What makes a park? A grassy field? Tall trees? Open spaces? Or is it the way it connects people to each other and to their community?
From Military Airfield to Beloved Gathering Place
Airplanes once landed where native grass now grows. Piles of concrete and asphalt once covered an 18-acre tidal marsh that now offers respite for egrets and blue herons. Today, this former military airfield is a 100-acre urban national park beloved by the millions of visitors who experience its beauty each year. And at its heart, the Crissy Field story is about a community coming together to create a park for all people.
A Story of Community
The Crissy Field we know today was created through unprecedented community input and volunteer efforts. Throughout the design process, the planners gathered feedback from the public to make sure the park would be accessible to everyone, so that a larger and more diverse community could walk and play in—and take stewardship over—this great national park in San Francisco’s backyard. Over the years that followed, construction crews removed thousands of tons of rubble, and the community volunteered 2,400 hours and donated more than $34.5 million towards reinvigorating the wetland ecology and building one of the most beloved parks in the Bay Area.

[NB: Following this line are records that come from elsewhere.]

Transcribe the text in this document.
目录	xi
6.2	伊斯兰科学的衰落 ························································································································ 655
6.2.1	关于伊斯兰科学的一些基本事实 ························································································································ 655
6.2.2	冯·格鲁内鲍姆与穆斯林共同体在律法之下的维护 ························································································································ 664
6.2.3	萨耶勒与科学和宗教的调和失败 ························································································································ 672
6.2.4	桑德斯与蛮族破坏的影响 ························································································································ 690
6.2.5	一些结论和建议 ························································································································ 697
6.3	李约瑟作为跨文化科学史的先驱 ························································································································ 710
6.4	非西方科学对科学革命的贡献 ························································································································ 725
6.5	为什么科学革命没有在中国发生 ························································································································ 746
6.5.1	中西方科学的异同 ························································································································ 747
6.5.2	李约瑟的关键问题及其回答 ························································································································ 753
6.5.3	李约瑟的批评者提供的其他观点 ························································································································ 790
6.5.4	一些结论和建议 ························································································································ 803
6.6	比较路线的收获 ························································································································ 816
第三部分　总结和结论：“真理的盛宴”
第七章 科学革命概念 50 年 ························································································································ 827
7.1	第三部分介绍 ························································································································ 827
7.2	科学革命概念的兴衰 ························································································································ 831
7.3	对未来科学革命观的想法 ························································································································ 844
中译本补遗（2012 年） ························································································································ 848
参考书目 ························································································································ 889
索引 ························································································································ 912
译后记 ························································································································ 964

The Haas, Jr. Fund is honored to have been a part of that story, starting in 1986 with a planning grant to find a way to restore and reinvent the airfield as a green space that was more accessible to the public. A lead grant of $18 million—$13.5 million from the Haas, Jr. Fund and $4.5 million from Colleen and Robert Haas—supported those efforts. Pledged in 1997 this grant was the largest cash gift in National Park Service history at that time. Since it reopened in 2001, the Fund has continued to work closely with the Golden Gate National Parks Conservancy and the National Park Service to make Crissy Field accessible to the whole community, granting an additional $1.5 million in 2007 and $2.5 million in 2015.
A Thriving Park for All
Since its opening, Crissy Field has attracted millions of visitors from the Bay Area, the nation and the world. It offers an iconic view of the Golden Gate Bridge and San Francisco Bay, as well as open spaces, picnic areas, shoreline access, and a central promenade enjoyed by people of all ages and backgrounds.
The Crissy Field Center was created as a place where people from throughout the Bay Area would be able to connect to the park. The Center’s classrooms, labs and green education facility offers a variety of youth programming to encourage new generations to take up the work of building a healthy and more environmentally just society. The Center aims to reach young people in groups that have traditionally had little access to national parks.